En un país degradado en lo político, lo social, lo económico y lo cultural tras diez años de kirchnerismo, sorprende que el candidato oficialista haya sacado una amplia mayoría de los votos en las internas del domingo.

Lo de nueva encarnación es a la vez un chiste y un falso misterio. Han logrado instalar un interrogante alrededor de la verdadera identidad del hombre que no tiene identidad: ¿será una prolongación del kirchnerismo, monitoreado por Zannini, Aníbal y compañía, o inaugurará algo distinto? La media lengua que el candidato maneja le ha servido para alimentar esa incógnita, que no es sino la misma trampa de siempre. Hay quienes quieren ver en el cambio de estilo la promesa de una nueva era y ya celebran el fin de los patéticos discursos en cadena de Cristina. Eso es bastante. Pero lo que no cambiará, la continuidad, es el legado del populismo peronista, que los comprende a todos por igual: el clientelismo, la corrupción y la pauperización social que le permite a la casta oligárquica gobernante gozar de la riqueza mientras arroja mendrugos a los pobres a cambio de votos.
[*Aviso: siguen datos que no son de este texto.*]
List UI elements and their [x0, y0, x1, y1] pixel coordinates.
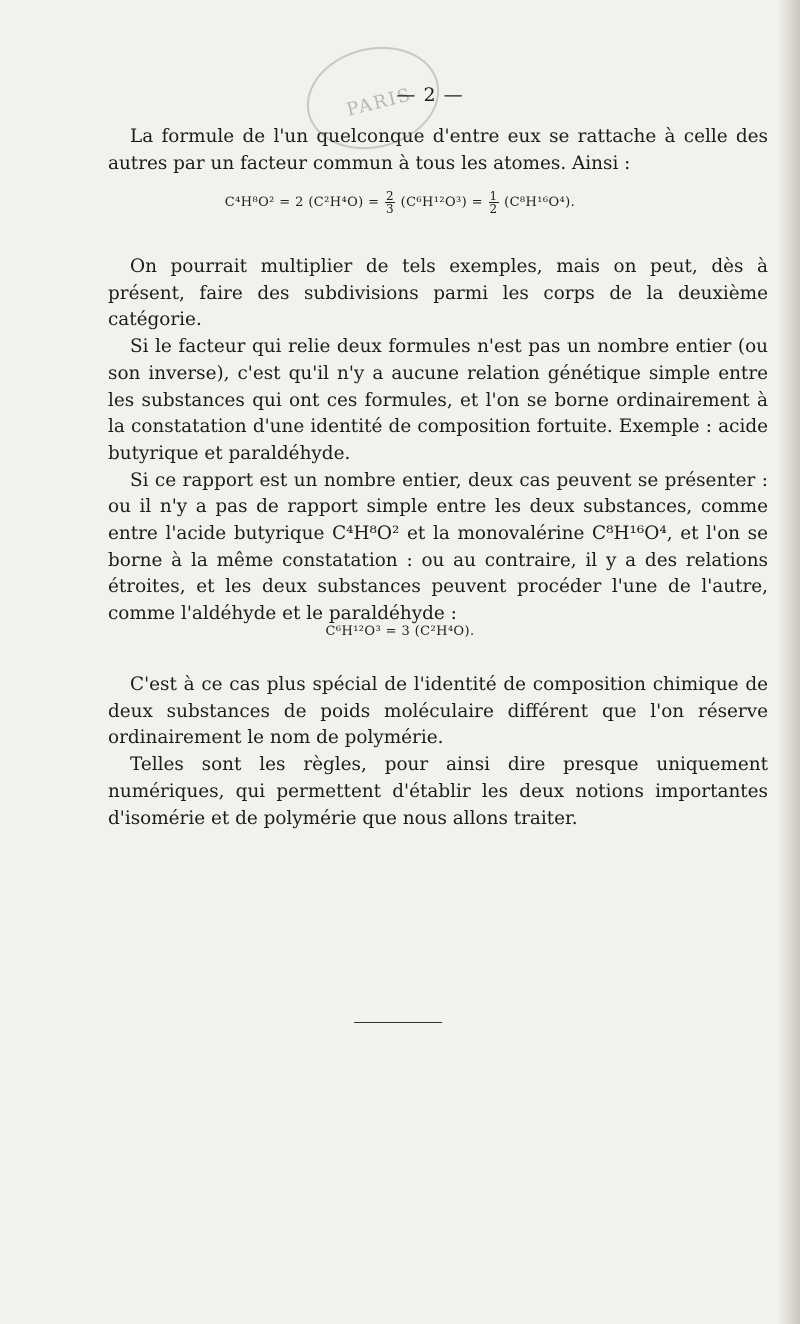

Y todo llevándose puesta a la república.

Algunos rechazan a Macri con el argumento de que sería volver a los años 90. Pero si se trata de volver a los 90, no habría camino más corto que Scioli, que nació bajo el ala de Carlos Menem y fue uno de sus hijos políticos dilectos. En la década siguiente, claro, se vistió de kirchnerista, como el propio Menem. No hay contradicción. Entre Menem y los Kirchner hay más similitudes que diferencias. El estilo es lo de menos. Y ni hablar de la ideología, reducida a un cínico discurso intercambiable.
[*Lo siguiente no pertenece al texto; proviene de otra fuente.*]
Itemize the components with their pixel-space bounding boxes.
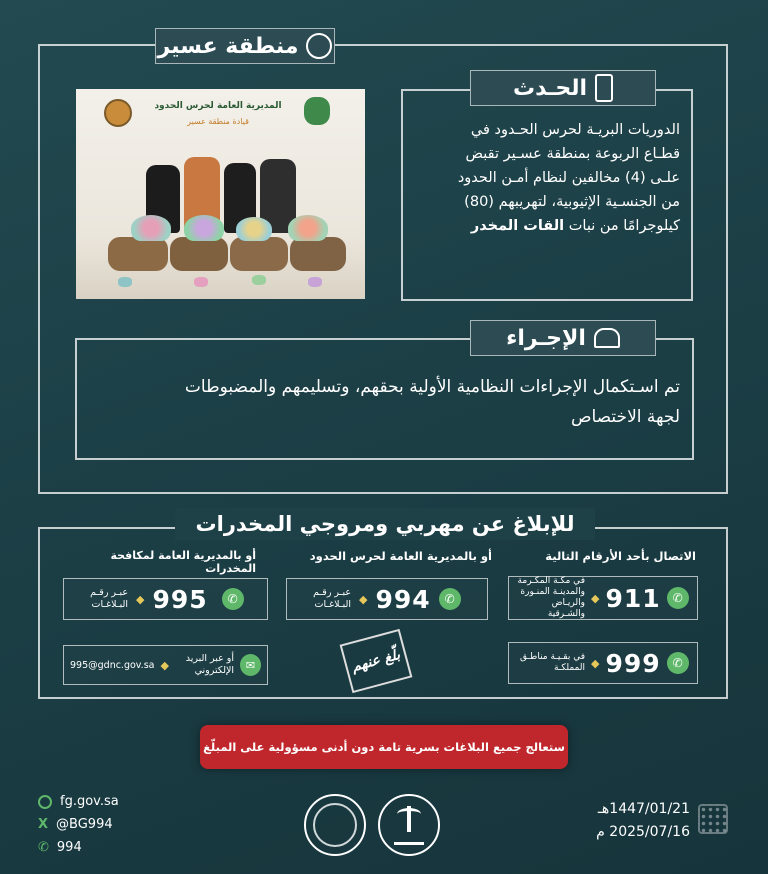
region-tag [155,28,335,64]
bundle [118,277,132,287]
website-row[interactable] [38,790,188,813]
phone-icon[interactable]: ✆ [439,588,461,610]
event-text [408,118,680,238]
bundle [308,277,322,287]
magnifier-map-icon [306,33,332,59]
footer-links [38,790,188,859]
event-line: الدوريات البريـة لحرس الحـدود في [470,122,680,138]
report-title: للإبلاغ عن مهربي ومروجي المخدرات [175,508,595,540]
col-left-header: أو بالمديرية العامة لمكافحة المخدرات [110,549,256,575]
card-995-text: عبـر رقـم البـلاغـات [90,587,128,610]
date-hijri: 1447/01/21هـ [597,801,690,817]
arrow-icon: ◆ [160,658,169,672]
card-999-text: في بقـيـة مناطـق المملكـة [520,652,585,673]
national-emblem [378,794,440,856]
number-994: 994 [375,584,431,614]
palm-swords-icon [394,806,424,845]
arrow-icon: ◆ [591,591,600,605]
phone-small-icon: ✆ [38,840,49,855]
card-911-text: في مكـة المكـرمة والمدينـة المنـورة والريـاض والشـرقية [517,576,585,619]
arrow-icon: ◆ [359,592,368,606]
event-highlight: القات المخدر [470,218,565,234]
action-line: تم اسـتكمال الإجراءات النظامية الأولية بحقهم، وتسليمهم والمضبوطات [184,377,680,397]
event-line-last: كيلوجرامًا من نبات القات المخدر [470,218,680,234]
stamp-text: بلّغ عنهم [350,646,402,676]
arrow-icon: ◆ [136,592,145,606]
email-address[interactable]: 995@gdnc.gov.sa [70,659,155,671]
mail-icon[interactable]: ✉ [240,654,261,676]
seizure-photo [76,89,365,299]
notice-text: ستعالج جميع البلاغات بسرية تامة دون أدنى مسؤولية على المبلّغ [203,740,565,754]
bundles [236,217,272,241]
bundles [184,215,224,241]
col-mid-header: أو بالمديرية العامة لحرس الحدود [309,549,492,563]
card-email-text: أو عبر البريد الإلكتروني [185,653,235,676]
card-994-text: عبـر رقـم البـلاغـات [313,587,351,610]
x-handle[interactable]: @BG994 [56,817,113,832]
card-995[interactable] [63,578,268,620]
col-right-header: الاتصال بأحد الأرقام التالية [545,549,696,563]
card-911[interactable] [508,576,698,620]
bundle [194,277,208,287]
website[interactable]: fg.gov.sa [60,794,119,809]
arrow-icon: ◆ [591,656,600,670]
card-999[interactable] [508,642,698,684]
bundle [252,275,266,285]
photo-banner-subtitle: قيادة منطقة عسير [187,117,249,126]
border-guard-emblem [304,794,366,856]
photo-logo-left [104,99,132,127]
number-911: 911 [605,583,661,613]
emblem-inner [313,803,357,847]
sack [108,237,168,271]
alarm-light-icon [594,328,620,348]
event-title: الحـدث [513,75,587,101]
sack [290,237,346,271]
event-line: علـى (4) مخالفين لنظام أمـن الحدود [457,170,680,186]
action-line: لجهة الاختصاص [570,407,680,427]
phone-icon[interactable]: ✆ [667,587,689,609]
phone-device-icon [595,74,613,102]
event-tag [470,70,656,106]
globe-icon [38,795,52,809]
photo-banner-title: المديرية العامة لحرس الحدود [154,101,282,111]
region-title: منطقة عسير [157,33,299,59]
date-greg: 2025/07/16 م [596,824,690,840]
bundles [288,215,328,241]
card-email[interactable] [63,645,268,685]
event-line: قطـاع الربوعة بمنطقة عسـير تقبض [465,146,680,162]
footer-phone[interactable]: 994 [56,840,82,855]
action-text [88,372,680,432]
number-995: 995 [152,584,208,614]
phone-icon[interactable]: ✆ [222,588,244,610]
calendar-icon [698,804,728,834]
bundles [131,215,171,241]
action-tag [470,320,656,356]
x-icon: X [38,817,49,832]
photo-logo-right [304,97,330,125]
card-994[interactable] [286,578,488,620]
event-line: من الجنسـية الإثيوبية، لتهريبهم (80) [464,194,680,210]
action-title: الإجـراء [506,325,586,351]
sack [170,237,228,271]
confidentiality-notice [200,725,568,769]
phone-icon[interactable]: ✆ [667,652,689,674]
x-row[interactable] [38,813,188,836]
number-999: 999 [605,648,661,678]
phone-row[interactable] [38,836,188,859]
sack [230,237,288,271]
Las inundaciones de esta semana dejaron al país expuesto. La subida de las aguas multiplicó las imágenes de la indefensión y de la pobreza. En medio de la desesperación, la gente subía a las mesas o al techo lo que quería salvar. Y esas cosas, por pocas, por viejas, por rotas, eran una síntesis impiadosa de la precariedad en la que están sumidas grandes franjas de la población bonaerense. Conmovía ver cómo valoraban lo poco que tienen.
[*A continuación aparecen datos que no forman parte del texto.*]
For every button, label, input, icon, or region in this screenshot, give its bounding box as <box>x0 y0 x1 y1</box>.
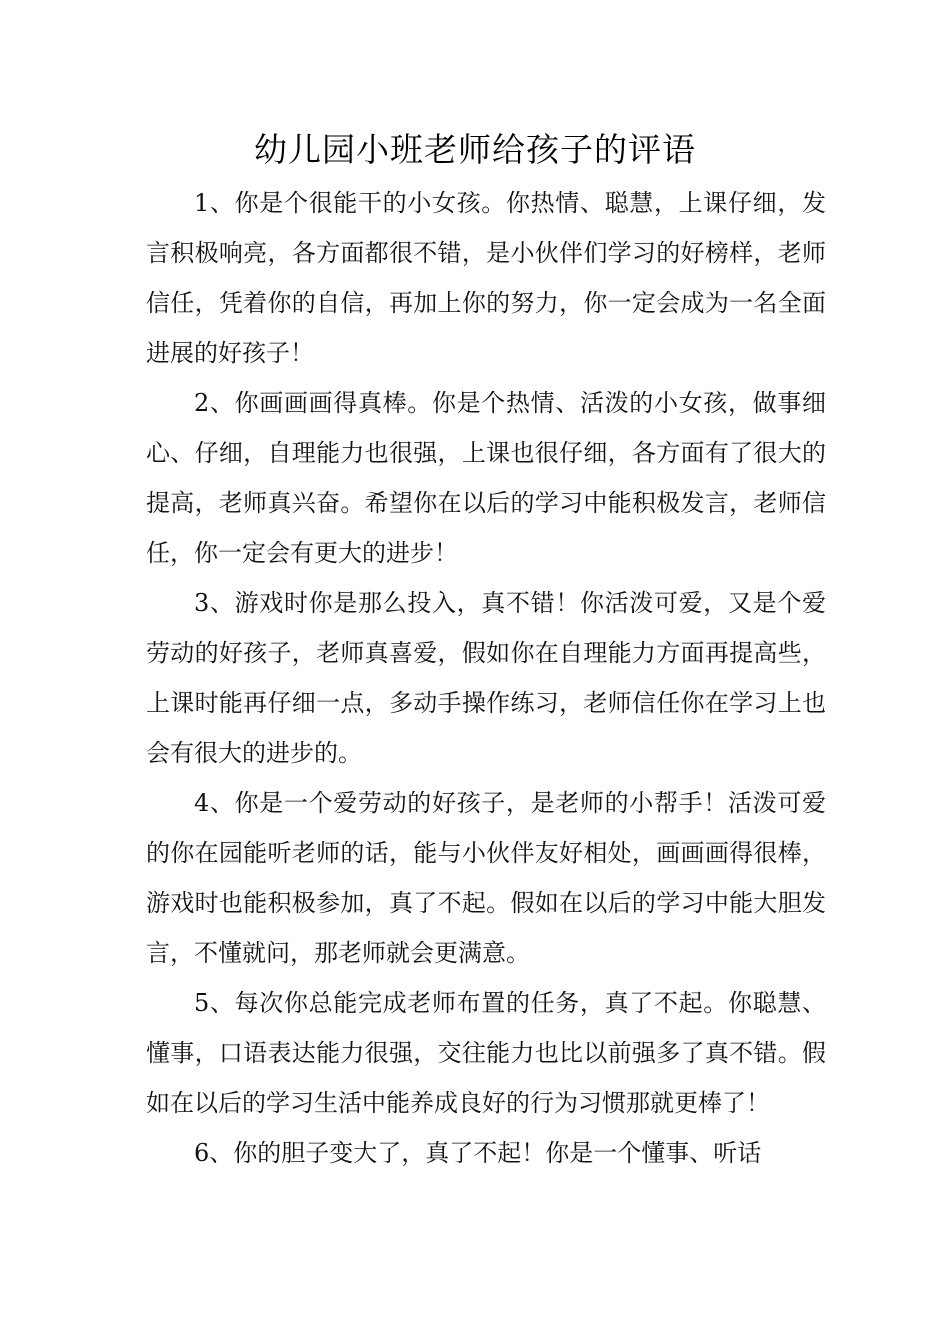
comment-paragraph-6: 6、你的胆子变大了，真了不起！你是一个懂事、听话 <box>194 1139 762 1167</box>
document-body <box>146 178 826 1178</box>
comment-paragraph-2: 2、你画画画得真棒。你是个热情、活泼的小女孩，做事细心、仔细，自理能力也很强，上课也很仔细，各方面有了很大的提高，老师真兴奋。希望你在以后的学习中能积极发言，老师信任，你一定会有更大的进步！ <box>146 389 826 567</box>
comment-paragraph-5: 5、每次你总能完成老师布置的任务，真了不起。你聪慧、懂事，口语表达能力很强，交往能力也比以前强多了真不错。假如在以后的学习生活中能养成良好的行为习惯那就更棒了！ <box>146 989 826 1117</box>
document-title: 幼儿园小班老师给孩子的评语 <box>254 130 696 169</box>
comment-paragraph-1: 1、你是个很能干的小女孩。你热情、聪慧，上课仔细，发言积极响亮，各方面都很不错，是小伙伴们学习的好榜样，老师信任，凭着你的自信，再加上你的努力，你一定会成为一名全面进展的好孩子！ <box>146 189 826 367</box>
comment-paragraph-4: 4、你是一个爱劳动的好孩子，是老师的小帮手！活泼可爱的你在园能听老师的话，能与小伙伴友好相处，画画画得很棒，游戏时也能积极参加，真了不起。假如在以后的学习中能大胆发言，不懂就问，那老师就会更满意。 <box>146 789 826 967</box>
comment-paragraph-3: 3、游戏时你是那么投入，真不错！你活泼可爱，又是个爱劳动的好孩子，老师真喜爱，假如你在自理能力方面再提高些，上课时能再仔细一点，多动手操作练习，老师信任你在学习上也会有很大的进步的。 <box>146 589 826 767</box>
Más expuestas aún quedaron la indiferencia de los gobernantes y la mentira. Se sabe que la Presidenta elude las malas noticias y las tragedias. Esta ausencia quizá puso en mayor evidencia el viaje del gobernador a Italia. Como ya tenía los votos, se podía ir tranquilo, aun en medio de la inundación. Cuando advirtió el verdadero costo que podía tener su escapada, volvió envuelto en un discurso de entrega y abnegación en el que casi se mostró como una víctima: que el estrés electoral, que el dolor por el brazo derecho, que los encuentros con inversores, que la reunión informal con el primer ministro italiano (quien no estaba enterado de nada). Podrían haberse puesto de acuerdo. Cuando alguien en la conferencia de prensa le preguntó si visitaría las zonas inundadas, Scioli respondió como sabe hacerlo. Es decir, no respondió.

Lo que necesitaban los inundados, además de salvar sus cosas, era sentir la presencia de un Estado que se ocupara. Debieron resignarse a una inmensa orfandad y aceptar, otra vez, que eran ellos los que debían pagar los costos de obras eternamente aplazadas porque no devengan votos inmediatos, sino que suponen una progresiva mejora en las condiciones de vida de la gente.

En medio del agua estancada, un vecino que vive a pocas cuadras de la Basílica de Luján lanzó un alegato que todo político debería estar obligado a escuchar. Luego de lamentar la falta de ayuda, resumió la situación de abandono con una frase simple y brutal dirigida a los que gobiernan: "Acá hay seres humanos, y nadie se moja las patas".

En su dolor y en su bronca, sugirió algo más profundo, que refleja impotencia ante la injusticia, pero también lucidez. Dijo que la desgracia de los inundados beneficia a otros. Con el agua hasta las rodillas, se preguntó enseguida qué podría dejarles a sus hijos y nietos después de una vida de trabajo. Difícil que pueda darle a alguno de los suyos una educación en Harvard y un cargo de director en un organismo público con 60.000 pesos de sueldo. Sin embargo, planteaba así la verdadera brecha que se abrió en el país en todos estos años: la de la casta gobernante, cada vez más rica, poderosa e impune, pero también más insensible, y la de los millones de olvidados que, al tiempo que sostienen ese poder, también lo padecen.